A lack of infrastructure
Natref’s recent fire and compromised jet fuel refining capabilities is just the most recent setback in South Africa’s ongoing supply challenges. The crisis dates back to 2021, when the Durban refinery was damaged during unrest and the Durban-Reef railway line was rendered unserviceable due to floods. Furthermore, the closure of the Astron refinery in Cape Town added to the woes, although it reopened last July and is recovering production.
According to Terence Delomoney, Group Executive for Operations at Acsa, it’s not just about increasing jet fuel refining capacity in the country, but also about increasing storage.
“If we can't increase refining capacity, we are going to be importing more. And the only way we can import more is if we have more storage capacity in the country,” he explained during his briefing on the JNB jet fuel shortage.
Aasa pointed out that this uncertainty regarding the management of fuel reserves and the security of the jet fuel supply had negatively impacted airlines’ ability to fulfil their schedules and obligations to passengers.
Shortage plagues airlines
Aaron Munetsi, CEO of Aasa, pointed out that the reliance on imported jet fuel directly affected airlines’ operational costs.

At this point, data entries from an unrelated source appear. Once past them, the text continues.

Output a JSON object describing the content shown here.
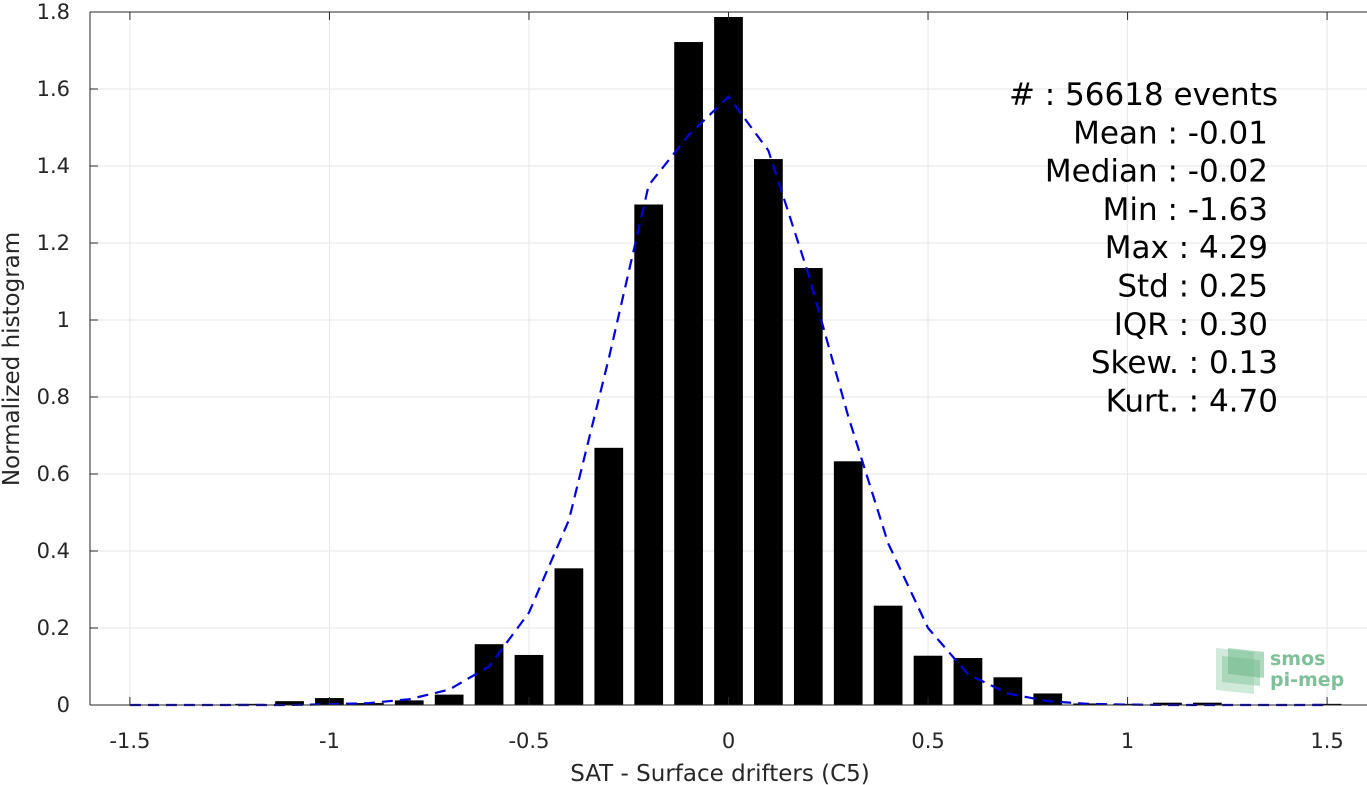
{
  "chart_data": {
    "type": "bar",
    "xlabel": "SAT - Surface drifters (C5)",
    "ylabel": "Normalized histogram",
    "xlim": [
      -1.6,
      1.6
    ],
    "ylim": [
      0,
      1.8
    ],
    "grid": true,
    "xticks": [
      -1.5,
      -1,
      -0.5,
      0,
      0.5,
      1,
      1.5
    ],
    "xtick_labels": [
      "-1.5",
      "-1",
      "-0.5",
      "0",
      "0.5",
      "1",
      "1.5"
    ],
    "yticks": [
      0,
      0.2,
      0.4,
      0.6,
      0.8,
      1,
      1.2,
      1.4,
      1.6,
      1.8
    ],
    "ytick_labels": [
      "0",
      "0.2",
      "0.4",
      "0.6",
      "0.8",
      "1",
      "1.2",
      "1.4",
      "1.6",
      "1.8"
    ],
    "bar_color": "#000000",
    "bar_width": 0.072,
    "bars": {
      "x": [
        -1.5,
        -1.4,
        -1.3,
        -1.2,
        -1.1,
        -1.0,
        -0.9,
        -0.8,
        -0.7,
        -0.6,
        -0.5,
        -0.4,
        -0.3,
        -0.2,
        -0.1,
        0.0,
        0.1,
        0.2,
        0.3,
        0.4,
        0.5,
        0.6,
        0.7,
        0.8,
        0.9,
        1.0,
        1.1,
        1.2,
        1.3,
        1.4,
        1.5
      ],
      "values": [
        0.0,
        0.0,
        0.0,
        0.003,
        0.01,
        0.018,
        0.005,
        0.012,
        0.027,
        0.158,
        0.13,
        0.355,
        0.668,
        1.3,
        1.722,
        1.787,
        1.418,
        1.135,
        0.633,
        0.258,
        0.128,
        0.122,
        0.072,
        0.03,
        0.004,
        0.003,
        0.006,
        0.006,
        0.001,
        0.0,
        0.003
      ]
    },
    "fit_curve": {
      "color": "#0000dd",
      "style": "dashed",
      "x": [
        -1.5,
        -1.4,
        -1.3,
        -1.2,
        -1.1,
        -1.0,
        -0.9,
        -0.8,
        -0.7,
        -0.6,
        -0.5,
        -0.4,
        -0.3,
        -0.2,
        -0.1,
        0.0,
        0.1,
        0.2,
        0.3,
        0.4,
        0.5,
        0.6,
        0.7,
        0.8,
        0.9,
        1.0,
        1.1,
        1.2,
        1.3,
        1.4,
        1.5
      ],
      "y": [
        0.0,
        0.0,
        0.0,
        0.0,
        0.0,
        0.002,
        0.005,
        0.015,
        0.04,
        0.1,
        0.24,
        0.48,
        0.9,
        1.35,
        1.48,
        1.58,
        1.44,
        1.12,
        0.75,
        0.42,
        0.2,
        0.08,
        0.03,
        0.01,
        0.003,
        0.001,
        0.0,
        0.0,
        0.0,
        0.0,
        0.0
      ]
    },
    "stats": [
      {
        "label": "#  : 56618 events"
      },
      {
        "label": "Mean : -0.01"
      },
      {
        "label": "Median : -0.02"
      },
      {
        "label": "Min : -1.63"
      },
      {
        "label": "Max : 4.29"
      },
      {
        "label": "Std : 0.25"
      },
      {
        "label": "IQR : 0.30"
      },
      {
        "label": "Skew. : 0.13"
      },
      {
        "label": "Kurt. : 4.70"
      }
    ]
  },
  "logo": {
    "line1": "smos",
    "line2": "pi-mep"
  }
}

“These (refinery closures) left the industry heavily reliant on imported jet fuel, for which airlines operating within and from South Africa are forced to pay an exorbitant premium reflecting the additional logistics, duties and other costs applied to the fuel before it gets anywhere near an aircraft fuel tank,” said Munetsi.

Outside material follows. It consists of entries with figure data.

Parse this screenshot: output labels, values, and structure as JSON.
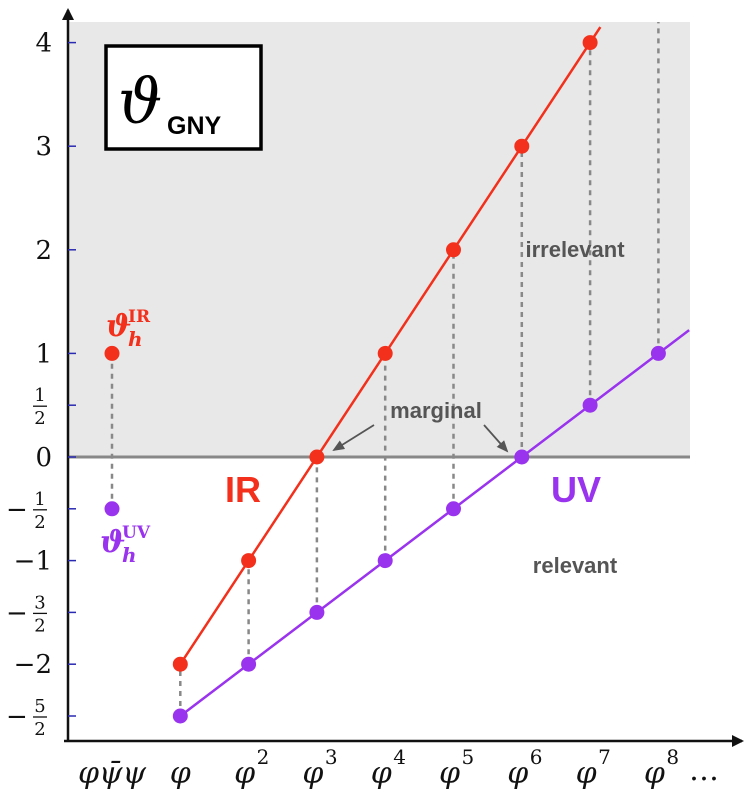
{
  "chart_data": {
    "type": "line",
    "title": {
      "symbol": "ϑ",
      "subscript": "GNY"
    },
    "x": [
      "φψ̄ψ",
      "φ",
      "φ2",
      "φ3",
      "φ4",
      "φ5",
      "φ6",
      "φ7",
      "φ8"
    ],
    "x_tick_labels": [
      {
        "base": "φψ̄ψ",
        "sup": ""
      },
      {
        "base": "φ",
        "sup": ""
      },
      {
        "base": "φ",
        "sup": "2"
      },
      {
        "base": "φ",
        "sup": "3"
      },
      {
        "base": "φ",
        "sup": "4"
      },
      {
        "base": "φ",
        "sup": "5"
      },
      {
        "base": "φ",
        "sup": "6"
      },
      {
        "base": "φ",
        "sup": "7"
      },
      {
        "base": "φ",
        "sup": "8"
      }
    ],
    "x_trailing": "…",
    "ylim": [
      -2.75,
      4.3
    ],
    "y_ticks": [
      {
        "value": 4,
        "label": "4"
      },
      {
        "value": 3,
        "label": "3"
      },
      {
        "value": 2,
        "label": "2"
      },
      {
        "value": 1,
        "label": "1"
      },
      {
        "value": 0.5,
        "frac": [
          "1",
          "2"
        ],
        "neg": false
      },
      {
        "value": 0,
        "label": "0"
      },
      {
        "value": -0.5,
        "frac": [
          "1",
          "2"
        ],
        "neg": true
      },
      {
        "value": -1,
        "label": "−1"
      },
      {
        "value": -1.5,
        "frac": [
          "3",
          "2"
        ],
        "neg": true
      },
      {
        "value": -2,
        "label": "−2"
      },
      {
        "value": -2.5,
        "frac": [
          "5",
          "2"
        ],
        "neg": true
      }
    ],
    "series": [
      {
        "name": "IR",
        "color": "#f2301b",
        "points": [
          {
            "x": 0,
            "y": 1
          },
          {
            "x": 1,
            "y": -2
          },
          {
            "x": 2,
            "y": -1
          },
          {
            "x": 3,
            "y": 0
          },
          {
            "x": 4,
            "y": 1
          },
          {
            "x": 5,
            "y": 2
          },
          {
            "x": 6,
            "y": 3
          },
          {
            "x": 7,
            "y": 4
          }
        ],
        "line": {
          "from_x": 1,
          "to_x": 7.15,
          "slope": 1,
          "intercept": -3
        }
      },
      {
        "name": "UV",
        "color": "#9933ee",
        "points": [
          {
            "x": 0,
            "y": -0.5
          },
          {
            "x": 1,
            "y": -2.5
          },
          {
            "x": 2,
            "y": -2
          },
          {
            "x": 3,
            "y": -1.5
          },
          {
            "x": 4,
            "y": -1
          },
          {
            "x": 5,
            "y": -0.5
          },
          {
            "x": 6,
            "y": 0
          },
          {
            "x": 7,
            "y": 0.5
          },
          {
            "x": 8,
            "y": 1
          }
        ],
        "line": {
          "from_x": 1,
          "to_x": 8.45,
          "slope": 0.5,
          "intercept": -3
        }
      }
    ],
    "connectors": [
      {
        "x": 0,
        "from": -0.5,
        "to": 1
      },
      {
        "x": 1,
        "from": -2.5,
        "to": -2
      },
      {
        "x": 2,
        "from": -2,
        "to": -1
      },
      {
        "x": 3,
        "from": -1.5,
        "to": 0
      },
      {
        "x": 4,
        "from": -1,
        "to": 1
      },
      {
        "x": 5,
        "from": -0.5,
        "to": 2
      },
      {
        "x": 6,
        "from": 0,
        "to": 3
      },
      {
        "x": 7,
        "from": 0.5,
        "to": 4
      },
      {
        "x": 8,
        "from": 1,
        "to": 4.3
      }
    ],
    "shaded_region": {
      "from_y": 0,
      "to_y": 4.3,
      "color": "#e8e8e8"
    },
    "zero_line_color": "#888888",
    "annotations": {
      "irrelevant": "irrelevant",
      "marginal": "marginal",
      "relevant": "relevant",
      "ir_label": "IR",
      "uv_label": "UV",
      "marginal_arrows_to": [
        {
          "x": 3,
          "y": 0
        },
        {
          "x": 6,
          "y": 0
        }
      ]
    },
    "legend": {
      "ir": {
        "symbol": "ϑ",
        "sub": "h",
        "sup": "IR"
      },
      "uv": {
        "symbol": "ϑ",
        "sub": "h",
        "sup": "UV"
      }
    },
    "grid": false
  }
}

Furthermore, these increased costs ultimately trickle down to passengers, making travel more expensive and, in some cases, less efficient when refuelling stops or alternative routing become necessary, explained Barsa (Board of Airline Representatives of SA).

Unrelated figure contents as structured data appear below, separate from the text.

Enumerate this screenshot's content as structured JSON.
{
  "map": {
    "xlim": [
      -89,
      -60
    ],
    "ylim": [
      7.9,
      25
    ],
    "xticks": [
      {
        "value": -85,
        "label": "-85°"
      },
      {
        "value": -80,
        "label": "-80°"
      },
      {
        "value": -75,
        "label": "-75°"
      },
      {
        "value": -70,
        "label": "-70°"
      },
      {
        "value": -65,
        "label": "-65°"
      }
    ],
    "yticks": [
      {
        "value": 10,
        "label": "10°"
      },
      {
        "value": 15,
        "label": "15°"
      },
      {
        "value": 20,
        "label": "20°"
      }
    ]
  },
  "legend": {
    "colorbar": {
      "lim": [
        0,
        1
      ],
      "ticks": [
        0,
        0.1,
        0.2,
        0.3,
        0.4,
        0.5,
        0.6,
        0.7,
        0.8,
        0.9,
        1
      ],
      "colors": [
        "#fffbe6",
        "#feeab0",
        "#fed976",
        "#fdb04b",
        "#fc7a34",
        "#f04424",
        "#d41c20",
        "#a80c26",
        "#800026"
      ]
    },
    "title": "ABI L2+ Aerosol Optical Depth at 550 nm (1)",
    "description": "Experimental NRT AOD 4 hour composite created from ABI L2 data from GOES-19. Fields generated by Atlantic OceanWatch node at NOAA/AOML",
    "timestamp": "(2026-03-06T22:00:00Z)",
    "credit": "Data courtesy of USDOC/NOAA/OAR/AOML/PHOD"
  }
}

“The knock-on effects include delays, reduced scheduling flexibility, and potential reputational risks for airlines operating in the region,” said George Mothema, CEO of Barsa.
Could airlines pull out?
From a strategic perspective, JNB is a key aviation hub for Southern Africa, but the inability to provide a stable, cost-effective fuel supply could force airlines to reconsider their operations.
“Airlines require a stable and cost-effective fuel supply to sustain their operations, and ongoing constraints may lead to airlines reassessing their commitment to South African routes or even shifting operations to alternative hubs,” warned Mothema.
“Barsa strongly supports the ongoing collaboration between the Minister of Transport, the Minister of Mineral and Petroleum Resources, and other key stakeholders in addressing the long-term sustainability of South Africa’s jet fuel supply. Ensuring a stable and cost-effective fuel supply is crucial for maintaining the country’s aviation competitiveness, and Barsa looks forward to continued engagement to find sustainable solutions that benefit both airlines and passengers,” he concluded.